Yellowhammer Brewery opens registration for Huntsville adult dodgeball tournament

Dodgeball · By Sarah Mitchell · July 3, 2026
Yellowhammer Brewery opens registration for Huntsville adult dodgeball tournament

Yellowhammer Brewery opened in-person registration for Slammer at the Hammer, turning its taproom and the Butler Green space next door into the site of Huntsville’s second annual adult dodgeball tournament. Teams had to sign up at the brewery between 4:00 p.m. and 9:00 p.m. on Tuesday, June 30, 2026, and once the 16 slots were filled, organizers moved the field to a waitlist.

The structure makes clear this is more than a brewery novelty night. The Huntsville Sports Commission is co-hosting the tournament, and the event is scheduled for Sunday, July 26, with a double-elimination format that sends 16 teams through a full bracket until one winner remains. Organizers also built in a rule review at 2:00 p.m. and set Game 1 for 3:00 p.m., giving the day a clean, trackable start instead of a loose pickup feel.

That competitive frame matters because the event is being formalized in its second year. A hard team cap, a double-elimination bracket and a scheduled rules session all point to a tournament that is being organized like a real rec-sports property, not just a one-off social gathering. The setup also lowers the barrier for new players and spectators alike: the taproom registration window keeps entry simple, while the rule review gives first-timers a way to follow the action once the balls start flying.

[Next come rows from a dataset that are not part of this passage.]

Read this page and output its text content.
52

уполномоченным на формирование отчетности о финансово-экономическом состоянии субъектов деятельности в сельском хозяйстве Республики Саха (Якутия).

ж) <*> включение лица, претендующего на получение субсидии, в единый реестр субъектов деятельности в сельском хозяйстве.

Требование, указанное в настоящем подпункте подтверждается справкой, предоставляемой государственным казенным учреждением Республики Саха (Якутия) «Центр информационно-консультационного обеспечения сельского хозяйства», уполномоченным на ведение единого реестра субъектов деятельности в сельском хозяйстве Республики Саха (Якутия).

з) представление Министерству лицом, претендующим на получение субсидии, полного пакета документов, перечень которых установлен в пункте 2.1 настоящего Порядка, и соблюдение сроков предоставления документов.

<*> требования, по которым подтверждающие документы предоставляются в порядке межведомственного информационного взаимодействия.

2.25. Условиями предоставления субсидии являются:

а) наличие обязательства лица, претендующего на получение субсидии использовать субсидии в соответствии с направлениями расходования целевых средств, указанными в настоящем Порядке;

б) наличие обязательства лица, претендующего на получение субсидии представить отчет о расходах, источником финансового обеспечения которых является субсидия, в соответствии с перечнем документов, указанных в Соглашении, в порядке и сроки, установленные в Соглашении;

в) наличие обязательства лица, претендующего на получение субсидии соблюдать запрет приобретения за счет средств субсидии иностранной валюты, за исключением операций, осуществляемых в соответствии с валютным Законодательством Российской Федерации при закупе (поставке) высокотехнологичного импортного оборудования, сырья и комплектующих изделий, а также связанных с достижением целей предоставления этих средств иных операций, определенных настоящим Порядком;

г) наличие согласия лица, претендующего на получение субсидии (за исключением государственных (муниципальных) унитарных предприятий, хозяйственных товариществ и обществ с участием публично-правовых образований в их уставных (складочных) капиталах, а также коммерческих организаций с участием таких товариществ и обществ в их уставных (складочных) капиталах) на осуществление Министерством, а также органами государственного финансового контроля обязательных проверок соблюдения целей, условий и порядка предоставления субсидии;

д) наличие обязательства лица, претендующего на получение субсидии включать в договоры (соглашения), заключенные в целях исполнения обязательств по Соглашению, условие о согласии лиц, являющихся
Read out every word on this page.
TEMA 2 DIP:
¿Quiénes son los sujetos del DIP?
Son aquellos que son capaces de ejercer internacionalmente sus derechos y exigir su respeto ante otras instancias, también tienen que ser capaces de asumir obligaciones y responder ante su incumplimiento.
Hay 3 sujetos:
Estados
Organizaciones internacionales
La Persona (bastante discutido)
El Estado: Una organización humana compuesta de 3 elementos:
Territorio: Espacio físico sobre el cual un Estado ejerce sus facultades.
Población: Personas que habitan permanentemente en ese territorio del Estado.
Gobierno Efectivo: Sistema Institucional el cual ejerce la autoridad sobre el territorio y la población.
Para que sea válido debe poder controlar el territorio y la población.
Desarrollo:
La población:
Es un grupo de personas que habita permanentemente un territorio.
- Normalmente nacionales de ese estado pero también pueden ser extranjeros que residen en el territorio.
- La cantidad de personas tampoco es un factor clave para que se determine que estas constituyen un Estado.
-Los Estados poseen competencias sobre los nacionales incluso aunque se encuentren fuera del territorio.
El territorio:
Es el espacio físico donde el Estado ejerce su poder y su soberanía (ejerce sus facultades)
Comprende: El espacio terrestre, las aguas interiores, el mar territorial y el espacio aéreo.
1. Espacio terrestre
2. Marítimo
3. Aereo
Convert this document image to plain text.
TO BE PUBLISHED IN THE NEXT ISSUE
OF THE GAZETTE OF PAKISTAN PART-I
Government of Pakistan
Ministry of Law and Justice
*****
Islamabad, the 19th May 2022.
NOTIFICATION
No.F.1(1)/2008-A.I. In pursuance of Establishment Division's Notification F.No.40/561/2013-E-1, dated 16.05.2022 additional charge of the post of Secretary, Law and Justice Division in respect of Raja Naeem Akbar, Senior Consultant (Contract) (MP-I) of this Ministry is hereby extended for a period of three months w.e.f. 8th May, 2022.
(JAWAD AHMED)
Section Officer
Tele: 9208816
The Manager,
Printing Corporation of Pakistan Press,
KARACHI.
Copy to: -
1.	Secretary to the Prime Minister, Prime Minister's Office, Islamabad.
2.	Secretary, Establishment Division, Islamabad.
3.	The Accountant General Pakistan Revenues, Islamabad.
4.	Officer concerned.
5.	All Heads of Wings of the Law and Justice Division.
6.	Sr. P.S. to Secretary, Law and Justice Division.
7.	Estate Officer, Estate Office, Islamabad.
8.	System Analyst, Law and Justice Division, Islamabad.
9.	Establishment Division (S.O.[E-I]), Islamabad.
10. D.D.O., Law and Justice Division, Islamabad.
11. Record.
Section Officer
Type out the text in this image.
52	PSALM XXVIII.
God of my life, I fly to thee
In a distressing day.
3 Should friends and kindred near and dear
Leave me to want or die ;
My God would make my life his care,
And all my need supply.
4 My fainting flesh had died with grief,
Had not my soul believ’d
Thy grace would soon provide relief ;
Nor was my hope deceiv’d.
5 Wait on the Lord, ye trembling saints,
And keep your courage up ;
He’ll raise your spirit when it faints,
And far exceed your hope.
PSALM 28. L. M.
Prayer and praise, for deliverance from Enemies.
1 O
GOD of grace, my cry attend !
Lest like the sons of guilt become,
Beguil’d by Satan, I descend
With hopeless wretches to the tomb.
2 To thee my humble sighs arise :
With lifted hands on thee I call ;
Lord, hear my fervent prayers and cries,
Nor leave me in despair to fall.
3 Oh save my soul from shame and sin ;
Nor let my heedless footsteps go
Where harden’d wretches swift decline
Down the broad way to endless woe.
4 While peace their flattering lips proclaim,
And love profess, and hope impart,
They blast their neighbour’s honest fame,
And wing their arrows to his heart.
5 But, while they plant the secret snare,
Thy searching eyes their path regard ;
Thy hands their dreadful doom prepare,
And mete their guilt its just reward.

The field is still tied to the social side of adult dodgeball, and Yellowhammer leans into that balance with the added best-uniform trophy. Along with awards for the winning team, the prize for top kit gives the event an extra layer of personality without undercutting the competition. In Huntsville, that combination is becoming the point: a brewery setting, sports-commission backing and a repeat tournament calendar are pushing adult dodgeball into a more organized local format, with enough structure to feel like a bracket and enough atmosphere to keep it rooted in the taproom.